Asset valuation: A key component of your estate plan
While Ken is working on revising his estate plan, he decides to gift his extensive collection of antique coins to his grandson. The problem is, he does not know the market value of his collection, so he can not accurately report the value on his gift tax return. Ken’s estate planning advisor puts him in touch with a qualified appraiser who can value the collection.
When you make a noncash gift, a professional valuation can reduce the chances that the IRS will challenge your gift tax return, thus decreasing the possibility of unplanned tax liability.
3-year statute of limitations
If you make substantial noncash gifts — either outright or in trust — IRS regulations provide for a three-year statute of limitations during which the IRS can challenge the value you report on your gift tax return. After the three-year period expires, you can enjoy the peace of mind that comes with knowing that your estate plan will work as you intended.

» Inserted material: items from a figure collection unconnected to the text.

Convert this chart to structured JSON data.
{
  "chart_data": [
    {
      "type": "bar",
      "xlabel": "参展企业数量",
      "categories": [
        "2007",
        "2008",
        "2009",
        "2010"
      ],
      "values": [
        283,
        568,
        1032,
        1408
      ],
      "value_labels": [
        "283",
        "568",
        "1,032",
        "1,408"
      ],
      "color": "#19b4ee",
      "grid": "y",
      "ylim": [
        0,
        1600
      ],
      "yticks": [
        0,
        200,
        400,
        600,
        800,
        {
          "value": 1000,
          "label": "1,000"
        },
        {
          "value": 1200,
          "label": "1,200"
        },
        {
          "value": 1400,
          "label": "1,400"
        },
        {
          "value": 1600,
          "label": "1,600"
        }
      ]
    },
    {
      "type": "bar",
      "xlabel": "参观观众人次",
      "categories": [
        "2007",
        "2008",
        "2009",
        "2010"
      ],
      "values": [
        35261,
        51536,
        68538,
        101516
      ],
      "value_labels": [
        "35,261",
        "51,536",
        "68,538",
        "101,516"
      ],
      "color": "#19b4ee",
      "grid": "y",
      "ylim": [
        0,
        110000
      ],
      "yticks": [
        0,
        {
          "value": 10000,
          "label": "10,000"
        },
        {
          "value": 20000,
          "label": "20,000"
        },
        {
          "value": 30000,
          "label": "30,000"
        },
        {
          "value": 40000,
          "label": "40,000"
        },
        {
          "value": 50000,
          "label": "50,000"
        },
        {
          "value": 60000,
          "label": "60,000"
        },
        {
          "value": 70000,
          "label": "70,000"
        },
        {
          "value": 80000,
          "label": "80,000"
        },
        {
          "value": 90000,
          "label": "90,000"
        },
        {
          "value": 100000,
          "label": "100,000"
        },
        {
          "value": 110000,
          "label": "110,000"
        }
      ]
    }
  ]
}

There is one catch, though: The statute of limitations does not begin until your gift is “adequately disclosed” on a gift tax return. Under IRS regulations, to adequately disclose a gift, you must provide a detailed description of the nature of the gift, the relationship of the parties to the transaction and the basis for the valuation. You may also be required to furnish certain financial statements or other financial data and documents.
The regulations also provide that you can satisfy the adequate disclosure rule’s information requirements by submitting an appraisal report by a qualified, independent appraiser that includes details about the property, the transaction and the appraisal process. In most cases, this is the most effective way to ensure that you have disclosed gifts adequately and triggered the statute of limitations. Even if a gift’s value falls under the $13,000 annual exclusion and thus will not be taxable, it is a good idea to file a gift tax return to get the statute of limitations running.
Misstatement penalties can add up
Insufficient valuations expose you to the risk that the IRS will revalue property and assess additional taxes down the road. They can also result in significant penalties if the IRS finds that the value of property was substantially or grossly misstated.
In this context, a “substantial” misstatement occurs when you report a value that is 65% or less of the “correct” value. A “gross” misstatement occurs when you report a value that is 40% or less of the correct value. The penalty for a substantial misstatement is 20% of the amount by which your taxes are underpaid. Gross misstatements result in a 40% penalty.
Appraise your assets
To reduce the chances of triggering an IRS review of your gift tax return, have a qualified appraiser value your substantial noncash gifts at the time of the transaction. A variety of other estate planning strategies also require having accurate, supportable and well-documented valuations of assets. Your estate planning advisor can help you arrange to have your assets valued by a qualified appraiser.